Recently I received a shortlist of compression-related questions from a consulting buddy; he’s always been gracious in answering my questions and I wanted to return the favor. Since he’s asking, I thought others might be curious as well; hence this blog post that largely incorporates my responses to his questions, all relating to encoding H.264 files.
Here are the questions:
– Profile: Do we need to stick with Main Profile, or can we use High?
– Level: Is there a Level or decode buffer size we should restrict ourselves to?
– Is libx264 an acceptable encoder?
– Preset: medium, slow, slower?
Here are the answers:
Do we need to stick with Main Profile, or can we use High?

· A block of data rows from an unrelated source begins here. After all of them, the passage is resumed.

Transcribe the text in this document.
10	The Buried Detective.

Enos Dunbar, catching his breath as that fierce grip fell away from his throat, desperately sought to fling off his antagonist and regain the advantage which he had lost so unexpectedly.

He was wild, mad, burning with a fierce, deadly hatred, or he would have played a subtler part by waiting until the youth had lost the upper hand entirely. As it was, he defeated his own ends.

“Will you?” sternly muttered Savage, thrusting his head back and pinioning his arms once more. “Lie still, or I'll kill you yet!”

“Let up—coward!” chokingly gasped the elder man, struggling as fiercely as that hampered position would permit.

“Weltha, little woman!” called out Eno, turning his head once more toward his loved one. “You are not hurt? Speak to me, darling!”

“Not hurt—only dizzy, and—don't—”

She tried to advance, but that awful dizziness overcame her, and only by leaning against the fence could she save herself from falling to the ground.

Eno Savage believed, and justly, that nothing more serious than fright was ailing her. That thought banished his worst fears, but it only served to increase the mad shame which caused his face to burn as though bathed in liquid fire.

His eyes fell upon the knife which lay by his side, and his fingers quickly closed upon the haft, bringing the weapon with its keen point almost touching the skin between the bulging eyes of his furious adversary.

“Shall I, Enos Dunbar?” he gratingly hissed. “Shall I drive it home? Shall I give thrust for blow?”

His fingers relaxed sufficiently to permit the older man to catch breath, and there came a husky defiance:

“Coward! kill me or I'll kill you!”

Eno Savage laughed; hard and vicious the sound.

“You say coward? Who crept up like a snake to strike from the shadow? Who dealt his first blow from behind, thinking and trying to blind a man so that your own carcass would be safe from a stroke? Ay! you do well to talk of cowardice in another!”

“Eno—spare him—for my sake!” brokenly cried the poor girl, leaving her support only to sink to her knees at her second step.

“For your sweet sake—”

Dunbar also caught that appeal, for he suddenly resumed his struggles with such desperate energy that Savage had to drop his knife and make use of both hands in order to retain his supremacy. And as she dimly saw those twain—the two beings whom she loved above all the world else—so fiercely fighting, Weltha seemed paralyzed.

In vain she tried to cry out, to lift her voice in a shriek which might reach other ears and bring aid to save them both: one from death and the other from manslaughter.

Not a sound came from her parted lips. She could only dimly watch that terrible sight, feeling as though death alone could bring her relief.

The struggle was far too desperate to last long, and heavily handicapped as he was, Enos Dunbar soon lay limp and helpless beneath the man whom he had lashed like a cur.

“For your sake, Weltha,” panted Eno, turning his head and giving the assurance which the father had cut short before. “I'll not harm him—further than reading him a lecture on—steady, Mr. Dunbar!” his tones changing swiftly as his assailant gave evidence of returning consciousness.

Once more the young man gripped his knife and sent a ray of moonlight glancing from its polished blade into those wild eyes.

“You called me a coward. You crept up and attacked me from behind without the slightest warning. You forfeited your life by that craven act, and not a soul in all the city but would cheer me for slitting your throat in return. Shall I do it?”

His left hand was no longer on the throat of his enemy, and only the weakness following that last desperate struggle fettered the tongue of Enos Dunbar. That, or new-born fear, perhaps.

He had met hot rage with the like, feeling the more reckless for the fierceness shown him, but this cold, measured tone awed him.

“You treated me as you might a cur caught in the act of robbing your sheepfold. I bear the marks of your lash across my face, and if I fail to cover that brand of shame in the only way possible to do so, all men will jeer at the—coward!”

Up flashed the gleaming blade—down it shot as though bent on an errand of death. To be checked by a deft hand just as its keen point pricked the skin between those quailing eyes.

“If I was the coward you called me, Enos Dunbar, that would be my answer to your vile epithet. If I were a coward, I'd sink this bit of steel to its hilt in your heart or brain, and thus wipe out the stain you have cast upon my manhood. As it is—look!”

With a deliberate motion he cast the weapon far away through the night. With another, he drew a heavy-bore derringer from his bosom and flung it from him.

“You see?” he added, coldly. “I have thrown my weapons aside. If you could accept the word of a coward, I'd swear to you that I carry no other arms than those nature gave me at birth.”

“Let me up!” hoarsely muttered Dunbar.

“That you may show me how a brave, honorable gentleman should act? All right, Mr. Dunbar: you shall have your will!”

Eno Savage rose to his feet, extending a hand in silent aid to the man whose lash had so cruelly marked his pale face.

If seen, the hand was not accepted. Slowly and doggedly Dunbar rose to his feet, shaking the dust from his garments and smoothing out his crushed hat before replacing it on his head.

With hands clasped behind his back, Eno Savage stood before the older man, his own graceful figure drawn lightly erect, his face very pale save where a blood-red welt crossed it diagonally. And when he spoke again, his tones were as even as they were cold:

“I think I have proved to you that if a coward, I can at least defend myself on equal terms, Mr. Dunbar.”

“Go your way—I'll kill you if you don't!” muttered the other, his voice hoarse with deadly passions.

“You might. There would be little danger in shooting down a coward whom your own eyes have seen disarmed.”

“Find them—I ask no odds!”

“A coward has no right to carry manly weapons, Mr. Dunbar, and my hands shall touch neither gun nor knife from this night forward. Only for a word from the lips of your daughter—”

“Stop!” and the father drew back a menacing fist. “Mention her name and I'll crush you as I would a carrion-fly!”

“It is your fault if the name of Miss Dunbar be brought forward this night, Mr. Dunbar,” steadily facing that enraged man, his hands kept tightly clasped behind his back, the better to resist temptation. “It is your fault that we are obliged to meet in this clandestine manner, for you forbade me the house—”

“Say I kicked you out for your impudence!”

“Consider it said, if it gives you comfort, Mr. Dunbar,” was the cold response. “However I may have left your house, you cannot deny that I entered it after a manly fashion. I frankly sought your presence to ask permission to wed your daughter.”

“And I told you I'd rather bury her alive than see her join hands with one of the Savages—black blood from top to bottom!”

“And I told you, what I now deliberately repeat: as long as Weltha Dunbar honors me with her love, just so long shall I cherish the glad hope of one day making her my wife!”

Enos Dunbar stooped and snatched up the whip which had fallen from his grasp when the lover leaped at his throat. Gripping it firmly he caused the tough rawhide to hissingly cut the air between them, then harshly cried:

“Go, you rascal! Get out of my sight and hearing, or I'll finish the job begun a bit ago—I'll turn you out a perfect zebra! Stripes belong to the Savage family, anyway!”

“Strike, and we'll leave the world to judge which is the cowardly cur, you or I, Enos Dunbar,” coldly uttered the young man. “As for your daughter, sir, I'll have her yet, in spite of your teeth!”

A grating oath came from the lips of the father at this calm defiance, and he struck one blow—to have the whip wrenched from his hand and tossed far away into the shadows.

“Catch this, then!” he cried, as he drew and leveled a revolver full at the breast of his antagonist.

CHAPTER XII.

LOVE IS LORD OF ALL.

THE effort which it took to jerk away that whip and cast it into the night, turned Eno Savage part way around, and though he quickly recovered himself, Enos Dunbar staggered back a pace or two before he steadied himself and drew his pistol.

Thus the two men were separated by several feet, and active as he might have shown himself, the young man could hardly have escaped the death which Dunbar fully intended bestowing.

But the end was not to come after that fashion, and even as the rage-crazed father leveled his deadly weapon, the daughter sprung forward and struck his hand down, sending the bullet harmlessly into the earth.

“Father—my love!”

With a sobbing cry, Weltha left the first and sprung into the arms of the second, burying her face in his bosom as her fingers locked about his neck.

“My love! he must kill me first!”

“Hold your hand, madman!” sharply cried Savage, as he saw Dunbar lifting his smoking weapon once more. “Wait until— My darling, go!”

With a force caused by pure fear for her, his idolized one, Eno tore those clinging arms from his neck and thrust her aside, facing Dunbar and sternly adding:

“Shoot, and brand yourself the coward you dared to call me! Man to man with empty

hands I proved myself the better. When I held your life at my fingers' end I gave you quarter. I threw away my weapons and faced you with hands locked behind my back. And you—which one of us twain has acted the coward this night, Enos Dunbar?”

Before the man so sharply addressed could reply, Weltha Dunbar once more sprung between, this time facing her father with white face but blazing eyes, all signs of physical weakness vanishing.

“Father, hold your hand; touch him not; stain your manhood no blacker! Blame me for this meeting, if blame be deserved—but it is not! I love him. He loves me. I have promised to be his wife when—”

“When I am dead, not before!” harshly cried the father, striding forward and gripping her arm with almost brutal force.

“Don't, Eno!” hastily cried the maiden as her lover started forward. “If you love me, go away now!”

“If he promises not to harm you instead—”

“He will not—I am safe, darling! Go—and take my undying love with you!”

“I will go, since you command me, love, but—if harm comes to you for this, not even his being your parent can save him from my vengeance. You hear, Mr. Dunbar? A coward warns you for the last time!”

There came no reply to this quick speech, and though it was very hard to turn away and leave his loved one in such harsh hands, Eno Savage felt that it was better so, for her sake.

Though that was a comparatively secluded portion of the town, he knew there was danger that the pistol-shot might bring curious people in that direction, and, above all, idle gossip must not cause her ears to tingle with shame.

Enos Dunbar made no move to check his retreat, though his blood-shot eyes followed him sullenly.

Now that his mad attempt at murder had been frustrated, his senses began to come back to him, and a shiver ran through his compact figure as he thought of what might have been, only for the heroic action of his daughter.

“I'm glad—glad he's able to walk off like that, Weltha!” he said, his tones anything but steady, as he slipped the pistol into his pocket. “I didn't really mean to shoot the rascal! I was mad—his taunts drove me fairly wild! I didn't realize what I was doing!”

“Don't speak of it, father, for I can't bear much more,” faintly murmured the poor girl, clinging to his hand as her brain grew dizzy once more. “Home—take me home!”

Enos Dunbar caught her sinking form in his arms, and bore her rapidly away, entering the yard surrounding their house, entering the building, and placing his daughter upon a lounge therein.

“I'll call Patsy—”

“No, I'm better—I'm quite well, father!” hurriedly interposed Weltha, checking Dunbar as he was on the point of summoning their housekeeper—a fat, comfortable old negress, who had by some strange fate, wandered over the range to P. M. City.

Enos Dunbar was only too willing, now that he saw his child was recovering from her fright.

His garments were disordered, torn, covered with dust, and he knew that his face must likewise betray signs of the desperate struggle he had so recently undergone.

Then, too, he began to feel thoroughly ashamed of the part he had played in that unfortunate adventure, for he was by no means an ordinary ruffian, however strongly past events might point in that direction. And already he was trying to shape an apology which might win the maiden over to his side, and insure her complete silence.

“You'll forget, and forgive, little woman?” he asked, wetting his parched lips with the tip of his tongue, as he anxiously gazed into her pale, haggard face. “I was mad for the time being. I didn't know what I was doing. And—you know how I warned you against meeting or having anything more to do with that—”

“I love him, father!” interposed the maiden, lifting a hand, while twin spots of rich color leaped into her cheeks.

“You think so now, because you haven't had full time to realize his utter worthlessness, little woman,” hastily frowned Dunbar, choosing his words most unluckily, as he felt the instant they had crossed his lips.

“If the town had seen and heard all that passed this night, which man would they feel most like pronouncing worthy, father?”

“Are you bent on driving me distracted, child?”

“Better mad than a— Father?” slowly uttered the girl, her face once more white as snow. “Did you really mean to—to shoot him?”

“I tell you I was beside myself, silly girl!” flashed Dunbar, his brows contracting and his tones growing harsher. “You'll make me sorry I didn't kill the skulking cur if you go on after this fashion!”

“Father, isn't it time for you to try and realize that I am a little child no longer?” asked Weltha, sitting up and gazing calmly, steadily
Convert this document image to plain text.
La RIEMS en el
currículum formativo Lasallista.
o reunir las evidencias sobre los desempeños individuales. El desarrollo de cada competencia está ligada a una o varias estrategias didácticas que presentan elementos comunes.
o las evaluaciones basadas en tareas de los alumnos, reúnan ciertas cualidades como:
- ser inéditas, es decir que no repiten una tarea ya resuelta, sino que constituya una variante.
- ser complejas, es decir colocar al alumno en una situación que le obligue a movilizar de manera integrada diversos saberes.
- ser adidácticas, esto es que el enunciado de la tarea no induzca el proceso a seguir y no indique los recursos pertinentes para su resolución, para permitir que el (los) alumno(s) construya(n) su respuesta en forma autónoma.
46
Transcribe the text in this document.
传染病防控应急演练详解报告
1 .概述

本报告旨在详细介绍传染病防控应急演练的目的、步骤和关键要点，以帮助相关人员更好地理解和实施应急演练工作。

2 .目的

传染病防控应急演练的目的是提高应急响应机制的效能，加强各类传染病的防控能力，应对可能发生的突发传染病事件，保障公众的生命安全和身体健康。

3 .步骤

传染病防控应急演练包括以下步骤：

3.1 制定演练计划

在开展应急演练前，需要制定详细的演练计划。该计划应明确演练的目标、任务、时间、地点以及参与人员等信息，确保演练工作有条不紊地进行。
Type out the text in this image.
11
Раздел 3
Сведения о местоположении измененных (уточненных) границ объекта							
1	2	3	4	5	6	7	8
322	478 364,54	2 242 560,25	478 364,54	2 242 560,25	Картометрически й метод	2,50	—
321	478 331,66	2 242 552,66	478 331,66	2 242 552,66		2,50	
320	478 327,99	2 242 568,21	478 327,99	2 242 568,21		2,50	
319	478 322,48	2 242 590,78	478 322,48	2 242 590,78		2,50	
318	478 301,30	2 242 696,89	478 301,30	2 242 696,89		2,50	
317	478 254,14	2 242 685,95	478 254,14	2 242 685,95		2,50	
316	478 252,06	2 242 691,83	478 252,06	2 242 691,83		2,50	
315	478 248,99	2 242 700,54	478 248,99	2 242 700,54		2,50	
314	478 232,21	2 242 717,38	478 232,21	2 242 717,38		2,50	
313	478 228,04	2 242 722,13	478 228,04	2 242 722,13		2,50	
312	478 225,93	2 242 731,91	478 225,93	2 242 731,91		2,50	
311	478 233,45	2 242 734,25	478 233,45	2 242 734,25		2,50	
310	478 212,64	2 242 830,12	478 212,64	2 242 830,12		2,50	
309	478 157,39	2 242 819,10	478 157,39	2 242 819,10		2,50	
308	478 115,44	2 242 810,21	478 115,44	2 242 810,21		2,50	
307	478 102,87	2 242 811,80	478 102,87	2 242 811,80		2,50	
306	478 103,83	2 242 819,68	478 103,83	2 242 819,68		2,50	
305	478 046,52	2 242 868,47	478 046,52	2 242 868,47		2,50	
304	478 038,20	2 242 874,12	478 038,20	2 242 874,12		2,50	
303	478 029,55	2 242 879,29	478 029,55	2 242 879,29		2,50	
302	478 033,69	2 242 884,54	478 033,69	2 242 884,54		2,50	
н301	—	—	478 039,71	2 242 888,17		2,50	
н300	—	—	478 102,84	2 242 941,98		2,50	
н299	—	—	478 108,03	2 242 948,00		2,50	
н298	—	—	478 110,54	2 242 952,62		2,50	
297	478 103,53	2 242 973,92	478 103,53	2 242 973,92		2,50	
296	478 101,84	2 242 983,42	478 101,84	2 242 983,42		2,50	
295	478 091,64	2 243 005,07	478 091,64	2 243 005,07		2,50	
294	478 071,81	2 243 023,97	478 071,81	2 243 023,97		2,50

When encoding H.264, you always want to choose the preset for maximum compatibility. By way of background, H.264 has multiple profiles and levels that allow hardware developers to target levels of support that meet their CPU, size, and battery life targets. There are three profiles, Baseline, Main, and High, that define the encoding tools that can be used in a profile (like B-frames, which aren’t available in the Baseline Profile). There are many levels, from 1.0 to 6.2, that define resolution and frame rate limits. When producing the original iPod Touch, Apple limited H.264 support to the Baseline Profile up to level 3.0, which means up to 720×email@example.com, presumably because it would cost too much to support HD video at 30 fps.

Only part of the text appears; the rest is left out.